If you are reading this article is because you want to learn more about small business cash flow problems and their solutions. Why more than 60% of small businesses close their doors within three years?
We have summarised below the 5 main reasons why small businesses fail within the first three years. Many business manager have great ideas but poor financial skills which could be a huge problem to turn the business profitable. Small business loans could help to go through temporary shortfall.
1) Poor cash flow and financial management will kill any small business.
Businesses can lose money year on year but a business will only run out of cash once. Many new business owners do not dedicate enough time to ensuring cash in and out of the businesses is managed effectively to ensure the business can service its ongoing commitments.
2) A business has to offer either a unique value offering either by providing their product or service better than their competitors.
The price point also must be spot on.
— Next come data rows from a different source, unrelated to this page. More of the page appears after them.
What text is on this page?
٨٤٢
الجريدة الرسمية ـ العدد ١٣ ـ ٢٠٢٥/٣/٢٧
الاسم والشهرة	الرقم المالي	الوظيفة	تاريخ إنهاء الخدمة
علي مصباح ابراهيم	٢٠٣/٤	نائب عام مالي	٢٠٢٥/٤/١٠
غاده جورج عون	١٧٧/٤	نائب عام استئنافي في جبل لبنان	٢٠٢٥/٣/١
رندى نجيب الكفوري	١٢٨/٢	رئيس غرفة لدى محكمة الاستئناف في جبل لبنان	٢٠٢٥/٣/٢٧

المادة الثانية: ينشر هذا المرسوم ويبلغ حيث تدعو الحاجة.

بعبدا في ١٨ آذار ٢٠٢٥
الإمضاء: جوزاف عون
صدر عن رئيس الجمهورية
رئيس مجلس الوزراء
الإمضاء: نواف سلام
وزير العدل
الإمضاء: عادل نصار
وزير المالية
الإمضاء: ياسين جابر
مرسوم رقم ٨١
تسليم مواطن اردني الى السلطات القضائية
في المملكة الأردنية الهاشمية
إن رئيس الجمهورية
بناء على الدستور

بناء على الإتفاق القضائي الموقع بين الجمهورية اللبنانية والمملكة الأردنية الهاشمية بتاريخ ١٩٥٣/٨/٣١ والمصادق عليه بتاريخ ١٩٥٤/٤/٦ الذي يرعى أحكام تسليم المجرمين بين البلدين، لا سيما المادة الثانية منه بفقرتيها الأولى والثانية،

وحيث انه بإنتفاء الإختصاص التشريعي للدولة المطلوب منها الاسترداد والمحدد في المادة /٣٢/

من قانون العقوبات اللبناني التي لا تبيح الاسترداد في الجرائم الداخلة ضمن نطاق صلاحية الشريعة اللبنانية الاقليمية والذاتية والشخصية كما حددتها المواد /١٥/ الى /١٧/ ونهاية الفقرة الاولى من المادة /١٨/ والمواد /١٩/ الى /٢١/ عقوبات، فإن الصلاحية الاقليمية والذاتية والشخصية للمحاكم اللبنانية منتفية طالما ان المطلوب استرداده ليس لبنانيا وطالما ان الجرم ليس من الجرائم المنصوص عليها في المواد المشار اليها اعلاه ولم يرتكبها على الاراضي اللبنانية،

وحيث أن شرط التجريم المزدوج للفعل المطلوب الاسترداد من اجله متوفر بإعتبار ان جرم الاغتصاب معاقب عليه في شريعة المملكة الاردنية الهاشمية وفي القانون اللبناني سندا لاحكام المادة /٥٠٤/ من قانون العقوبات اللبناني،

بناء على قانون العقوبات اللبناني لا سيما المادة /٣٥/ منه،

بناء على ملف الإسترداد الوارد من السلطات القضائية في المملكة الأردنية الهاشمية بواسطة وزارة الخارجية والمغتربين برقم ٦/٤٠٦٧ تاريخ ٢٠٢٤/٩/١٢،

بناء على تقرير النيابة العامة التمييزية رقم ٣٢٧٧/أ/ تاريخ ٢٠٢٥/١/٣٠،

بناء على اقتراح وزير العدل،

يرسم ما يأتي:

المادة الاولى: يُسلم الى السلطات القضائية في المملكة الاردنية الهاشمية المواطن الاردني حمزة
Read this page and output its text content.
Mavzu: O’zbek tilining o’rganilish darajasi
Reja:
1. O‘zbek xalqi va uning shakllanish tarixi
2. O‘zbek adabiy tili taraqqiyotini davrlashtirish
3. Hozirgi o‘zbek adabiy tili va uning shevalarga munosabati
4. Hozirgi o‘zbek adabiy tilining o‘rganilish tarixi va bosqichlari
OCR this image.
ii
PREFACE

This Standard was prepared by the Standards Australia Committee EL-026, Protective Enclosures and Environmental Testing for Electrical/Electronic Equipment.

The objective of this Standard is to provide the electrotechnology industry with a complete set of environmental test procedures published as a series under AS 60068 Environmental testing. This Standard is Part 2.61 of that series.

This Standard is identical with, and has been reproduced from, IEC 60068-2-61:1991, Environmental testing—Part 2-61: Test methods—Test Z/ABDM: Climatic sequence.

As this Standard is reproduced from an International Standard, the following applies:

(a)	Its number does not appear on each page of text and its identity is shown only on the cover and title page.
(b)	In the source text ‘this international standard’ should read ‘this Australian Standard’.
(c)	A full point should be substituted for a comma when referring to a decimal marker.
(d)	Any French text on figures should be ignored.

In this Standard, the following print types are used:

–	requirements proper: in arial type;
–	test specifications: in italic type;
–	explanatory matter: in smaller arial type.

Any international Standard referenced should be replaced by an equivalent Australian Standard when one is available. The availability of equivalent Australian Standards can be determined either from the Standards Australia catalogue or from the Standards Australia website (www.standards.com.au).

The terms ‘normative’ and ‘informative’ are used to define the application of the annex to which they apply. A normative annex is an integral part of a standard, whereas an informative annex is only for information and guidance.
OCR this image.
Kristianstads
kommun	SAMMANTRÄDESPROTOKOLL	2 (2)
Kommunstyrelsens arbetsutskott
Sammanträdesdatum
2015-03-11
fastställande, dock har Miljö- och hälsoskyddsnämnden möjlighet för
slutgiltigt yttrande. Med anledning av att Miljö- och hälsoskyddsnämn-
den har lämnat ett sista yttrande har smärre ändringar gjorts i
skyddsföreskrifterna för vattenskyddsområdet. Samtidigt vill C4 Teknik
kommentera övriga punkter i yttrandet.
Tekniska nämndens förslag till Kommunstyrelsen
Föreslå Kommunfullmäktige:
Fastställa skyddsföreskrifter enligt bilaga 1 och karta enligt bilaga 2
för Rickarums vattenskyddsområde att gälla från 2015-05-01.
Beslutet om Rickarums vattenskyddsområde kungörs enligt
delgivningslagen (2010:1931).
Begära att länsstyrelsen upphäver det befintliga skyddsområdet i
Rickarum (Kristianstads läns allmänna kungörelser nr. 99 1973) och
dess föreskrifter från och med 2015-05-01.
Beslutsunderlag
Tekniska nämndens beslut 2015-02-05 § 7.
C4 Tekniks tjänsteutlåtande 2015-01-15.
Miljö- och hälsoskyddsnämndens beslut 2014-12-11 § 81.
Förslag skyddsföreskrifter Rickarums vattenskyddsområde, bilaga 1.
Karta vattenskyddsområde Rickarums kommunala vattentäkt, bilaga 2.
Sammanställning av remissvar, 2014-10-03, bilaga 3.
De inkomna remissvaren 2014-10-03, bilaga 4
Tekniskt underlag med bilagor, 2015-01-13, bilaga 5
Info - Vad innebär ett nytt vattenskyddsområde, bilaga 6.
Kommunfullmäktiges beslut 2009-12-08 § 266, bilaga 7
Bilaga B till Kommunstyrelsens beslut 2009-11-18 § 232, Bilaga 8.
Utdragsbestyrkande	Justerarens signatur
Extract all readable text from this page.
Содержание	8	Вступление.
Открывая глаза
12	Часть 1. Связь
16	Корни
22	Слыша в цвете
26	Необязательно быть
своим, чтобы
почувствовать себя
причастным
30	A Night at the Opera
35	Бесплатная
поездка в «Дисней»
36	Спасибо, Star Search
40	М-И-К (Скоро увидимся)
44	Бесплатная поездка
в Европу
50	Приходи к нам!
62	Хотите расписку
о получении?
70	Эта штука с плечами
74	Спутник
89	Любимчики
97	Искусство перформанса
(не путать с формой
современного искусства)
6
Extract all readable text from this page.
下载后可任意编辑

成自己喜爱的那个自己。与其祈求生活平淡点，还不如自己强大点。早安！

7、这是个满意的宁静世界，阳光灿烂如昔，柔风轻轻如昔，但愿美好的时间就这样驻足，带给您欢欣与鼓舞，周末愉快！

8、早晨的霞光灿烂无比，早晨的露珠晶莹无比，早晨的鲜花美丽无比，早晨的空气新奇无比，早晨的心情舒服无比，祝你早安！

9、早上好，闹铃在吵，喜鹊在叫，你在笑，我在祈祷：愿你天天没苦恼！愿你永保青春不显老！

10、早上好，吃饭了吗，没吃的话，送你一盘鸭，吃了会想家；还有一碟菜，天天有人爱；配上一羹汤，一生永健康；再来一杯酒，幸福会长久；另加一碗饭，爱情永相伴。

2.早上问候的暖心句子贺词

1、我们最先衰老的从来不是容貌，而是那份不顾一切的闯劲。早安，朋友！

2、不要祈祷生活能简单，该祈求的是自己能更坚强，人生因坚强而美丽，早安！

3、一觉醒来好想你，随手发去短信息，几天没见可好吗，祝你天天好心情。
Too cheap and the business will not make a profit and too expensive and the business will not win clients and new business.
3) Poor leadership or management skills in a business can also lead to a business failing.
This impacts on employees lacking motivation and direction, clients receiving inadequate service and the business losing direction.
4) Sometimes it can be as simple as the business model is unprofitable.
That could be due to incorrect product pricing, poor location or too high business overhead. The revenue of the business must support both the cost of sale and the admin overhead of the business and at the same time leaving a profit for return and reinvestment.
5) Growing too quickly in an unsustained manner can also cause businesses to fail.
This is often caused by a lack of cash to support the growth, but can also be caused by a lack of management support to handle the business growth.